From estimation of effective population size, we deduced a mean N_E/N ratio value of ~0.022 [0.019–0.026] considering a worldwide population of 38,000–52,000 mature individuals (BirdLife International 2018) and N_E of 1000. Estimations of census populations size for ivory gull remain however relatively uncertain, and N_E/N ratio will be around 0.12 [0.087–0.158], considering 6325–11,500 breeding pairs (Gilchrist et al. 2008), and N_E of 1000. In the case of ivory gull, it is particularly low in comparison with N_E/N ratio generally observed in birds (Frankham 1995). The 100/1000 rule, formerly 50/500, postulates that at least N_E = 100 is required to avoid inbreeding depression, and N_E = 1000 is necessary to maintain evolutionary potential in population (Frankham et al. 2014). This rule is often used in conservation biology to evaluate the risk of extinction of the concerned species (e.g., Jamieson and Allendorf 2012). Based on these estimates, the global ivory gull population does not appear to be at imminent risk of inbreeding depression, but N_E closed to 1000 should be of concern for the long-term adaptability of the species. This is particularly problematic for species living in a rapidly changing environment. However, it would be necessary to make a correction in estimation (e.g., regarding confidence in N, or life-cycle characteristics) in N_E, N and N_E/N ratio. Some assumptions underlying the LD method we used to estimate Ne were not fulfilled here. First, while the method assumes discrete generations, it can still be applied to age-structured species provided that the number of cohorts represented in the sampling is close to the generation time (Waples et al. 2014). Here, we randomly sampled adult birds on colonies, without any indication on their specific age or cohort, and for some colonies, sampled over a few consecutive breeding seasons. However, a random sample of adults consistently underestimates the true N_E (Waples et al. 2014). Thus, our estimates of N_E close to 1000 may be a slight underestimation of the true N_E (depending on species life-history traits; Waples et al. 2014). Second, the LD method assumes the population is at the mutation-drift equilibrium (Waples and Do 2010). This is, however, precisely the hypothesis we want to test in this study, when inferring the signature of genetic bottlenecks based on an excess of heterozygosity.

Conclusion

The ivory gull presents no signature of recent genetic bottleneck across its circumpolar breeding range, while the hypothesis of a local decline cannot be definitively ruled out. Our results, indeed, contradict field observations showing that the number of ivory gulls has been severely declining at least in Canada (70% decline between 1970-early 1980 and 2004–2006; Gilchrist et al. 2008) and Svalbard (40% of decline between 2009 and 2019; Strøm et al. 2020). Two factors may contribute to the discrepancy between bottleneck genetic inferences and regional demographic trends obtained from field surveys: (1) a lowered and delayed response of genetic signal due to life-history features (generation time and overlapping generations), and (2) differences among regions in demographic trends, with a potential strong impact of larger colonies (e.g., in Russia) to maintain worldwide genetic diversity. Uncertainties on local demography are related to the difficulties to obtain larger sample sizes from such remote areas that would allow more accurate demographic reconstruction.
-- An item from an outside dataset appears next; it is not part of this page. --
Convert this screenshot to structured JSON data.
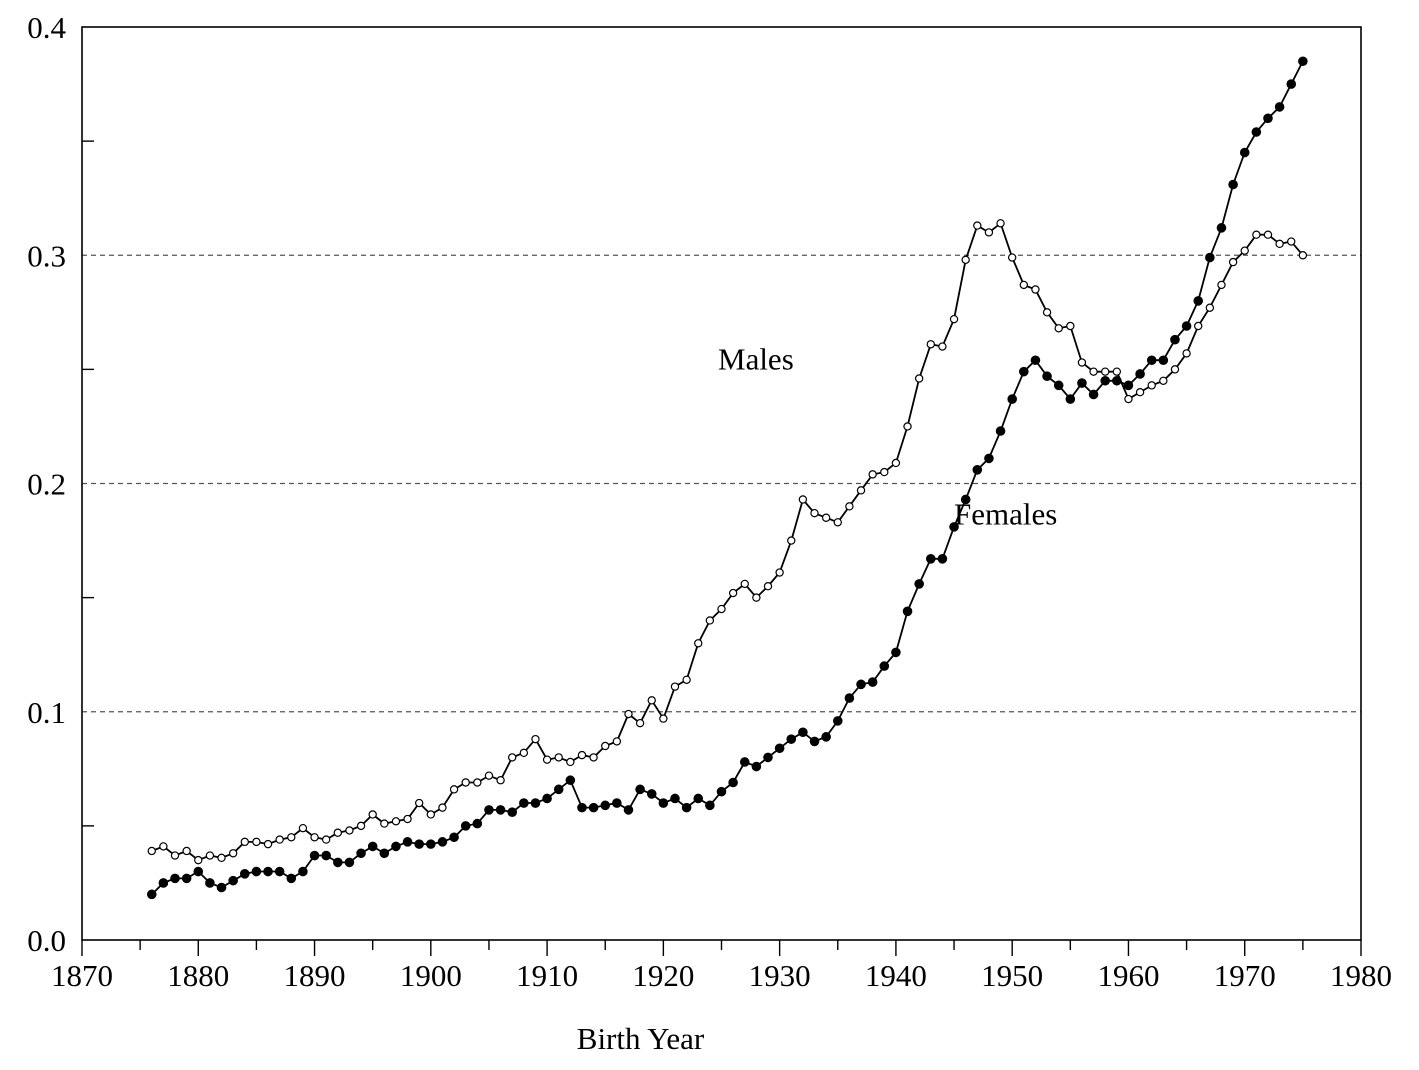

These difficulties could be circumvented by the use of complete genome—now accessible for several bird species (i.e., the Bird 10,000 Genomes (B10K) Project)—and individual resequencing to reconstruct past demographic history (e.g., PSMC; Li and Durbin 2011), and see for some notable examples, on pinnipeds (Peart et al. 2020) or birds (Nadachowska-Brzyska et al. 2015). In addition, comparative genomic analyses studying simultaneously several Arctic seabird species, coupled with species distribution modelling, could be highly informative. Finally, we found a strong effect of age structure on the detection of genetic bottleneck with a decreased and delayed signal of decline of several years, even for a strong decline (i.e., 75% decrease). This effect should not be overlooked in the search for signals of population decline, particularly for long-lived species, because a species could experience an even strong demographic decline, without being genetically detectable.